Perennial cat and mouse game
Soumyajit Dey
The law versus street vendors has always been a cat-and-mouse game. And the arguments on both sides have also remained the same. All anti-hawker drives have always been labelled anti-poor.
“Now it is being said that we are rich people and need not be provided an alternative space. Had this been true, I would not be sitting here in the blazing sun, risking eviction,” a hawker at Gariahat had told a newspaper reporter in 1996.
A veteran journalist who covered Operation Sunshine remembered: “As soon as the police vans went away, the tarpaulins and wicker buckets came back. Where there’s a supply, there will always be demand.”
This is happening at Dum Dum station now. After the stalls were bulldozed overnight, the sellers have shifted to under the rail bridge.
Operation, operation, operation
Dr Bidhan Roy, chief minister of Bengal from 1950 until he died in 1962, wanted to clear the footpaths of College Street of hawkers so that the grand architecture of Presidency College (now university) and the Medical College could be seen. This was named Operation Hawker.
Professors and teachers requested him to let Boi Para be, telling him that it was the backbone of students in Bengal.

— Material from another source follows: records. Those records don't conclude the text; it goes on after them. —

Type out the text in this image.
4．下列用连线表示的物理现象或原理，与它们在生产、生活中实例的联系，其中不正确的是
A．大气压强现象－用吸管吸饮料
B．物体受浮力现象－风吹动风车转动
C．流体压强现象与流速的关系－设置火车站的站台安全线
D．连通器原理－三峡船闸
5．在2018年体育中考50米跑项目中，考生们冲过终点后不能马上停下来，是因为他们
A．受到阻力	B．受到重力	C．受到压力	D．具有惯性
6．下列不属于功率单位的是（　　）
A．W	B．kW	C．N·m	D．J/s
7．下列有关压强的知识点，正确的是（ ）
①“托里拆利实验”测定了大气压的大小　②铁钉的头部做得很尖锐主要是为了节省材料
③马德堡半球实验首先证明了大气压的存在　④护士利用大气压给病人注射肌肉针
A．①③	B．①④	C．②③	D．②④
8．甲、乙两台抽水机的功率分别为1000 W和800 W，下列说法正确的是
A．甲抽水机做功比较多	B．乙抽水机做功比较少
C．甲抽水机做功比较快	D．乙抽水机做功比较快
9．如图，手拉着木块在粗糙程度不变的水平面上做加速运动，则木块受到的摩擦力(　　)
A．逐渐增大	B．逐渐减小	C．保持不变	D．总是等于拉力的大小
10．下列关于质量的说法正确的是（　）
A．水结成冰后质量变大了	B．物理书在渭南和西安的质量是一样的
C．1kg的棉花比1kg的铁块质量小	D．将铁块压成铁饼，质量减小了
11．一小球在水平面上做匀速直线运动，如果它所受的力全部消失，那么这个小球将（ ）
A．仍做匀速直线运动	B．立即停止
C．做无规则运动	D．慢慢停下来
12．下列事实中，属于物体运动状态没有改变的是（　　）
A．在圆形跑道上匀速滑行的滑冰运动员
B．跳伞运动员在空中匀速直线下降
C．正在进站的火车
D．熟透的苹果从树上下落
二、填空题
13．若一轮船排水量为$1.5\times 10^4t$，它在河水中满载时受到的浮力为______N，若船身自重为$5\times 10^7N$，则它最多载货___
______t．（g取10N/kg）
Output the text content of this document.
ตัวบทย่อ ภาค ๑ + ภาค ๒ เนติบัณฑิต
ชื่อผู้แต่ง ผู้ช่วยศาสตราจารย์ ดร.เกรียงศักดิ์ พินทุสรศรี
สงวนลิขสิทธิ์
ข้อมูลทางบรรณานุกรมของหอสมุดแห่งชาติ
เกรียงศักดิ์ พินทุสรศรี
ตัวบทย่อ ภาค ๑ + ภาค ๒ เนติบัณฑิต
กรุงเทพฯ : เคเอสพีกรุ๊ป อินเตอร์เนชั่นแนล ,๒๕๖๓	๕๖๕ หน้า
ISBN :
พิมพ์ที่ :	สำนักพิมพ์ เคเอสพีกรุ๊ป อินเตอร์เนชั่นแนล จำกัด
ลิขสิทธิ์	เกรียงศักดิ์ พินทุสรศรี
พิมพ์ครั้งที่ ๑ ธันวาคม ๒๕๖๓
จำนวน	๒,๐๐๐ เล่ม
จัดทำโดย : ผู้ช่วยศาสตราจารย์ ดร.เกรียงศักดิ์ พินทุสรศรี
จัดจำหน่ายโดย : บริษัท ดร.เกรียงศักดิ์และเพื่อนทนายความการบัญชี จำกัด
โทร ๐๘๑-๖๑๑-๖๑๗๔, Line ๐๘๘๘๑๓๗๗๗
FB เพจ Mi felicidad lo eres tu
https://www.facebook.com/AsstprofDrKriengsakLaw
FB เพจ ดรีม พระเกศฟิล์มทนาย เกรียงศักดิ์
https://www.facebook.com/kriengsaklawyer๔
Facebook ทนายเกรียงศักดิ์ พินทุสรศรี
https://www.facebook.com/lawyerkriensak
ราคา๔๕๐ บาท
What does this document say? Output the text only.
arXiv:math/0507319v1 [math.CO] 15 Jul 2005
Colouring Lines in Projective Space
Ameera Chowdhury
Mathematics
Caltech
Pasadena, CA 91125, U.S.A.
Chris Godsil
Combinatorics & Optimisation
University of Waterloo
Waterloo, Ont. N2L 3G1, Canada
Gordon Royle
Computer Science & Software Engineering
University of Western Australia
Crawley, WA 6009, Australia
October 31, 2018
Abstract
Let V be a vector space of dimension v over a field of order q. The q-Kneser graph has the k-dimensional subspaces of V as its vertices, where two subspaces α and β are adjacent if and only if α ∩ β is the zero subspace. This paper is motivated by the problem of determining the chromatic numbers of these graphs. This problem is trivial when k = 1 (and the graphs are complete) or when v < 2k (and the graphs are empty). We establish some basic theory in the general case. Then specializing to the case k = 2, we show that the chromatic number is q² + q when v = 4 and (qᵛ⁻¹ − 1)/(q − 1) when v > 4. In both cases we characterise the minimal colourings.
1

Roy backed down and built Refugee Hawkers Corner in Kalighat, which was demolished during the Trinamool era to build a skywalk towards the Kalighat temple.
During the Left Front era, under the leadership of Kanti Ganguly and Subhas Chakraborty, Operation Sunshine had targeted Hatibagan, Garia, Grey Street and other prominent areas of Kolkata.
Kanti Ganguly, the mind behind Operation Sunshine Soumyajit Dey
“We built permanent stalls for hawkers on Galiff Street, which remains empty,” Ganguly told My Kolkata. “Hawkers refused to move because of various political motivations. We had tried not to harm anyone.
Stalls for hawkers on Galiff Street remain empty Soumyajit Dey
“It used to take a pedestrian to cover Garia to Kalighat an average of one hour. The streets were so congested that it was necessary to evict them from the street. Every place we evicted hawkers, we built a replacement place for them to conduct their livelihood,” added Ganguly.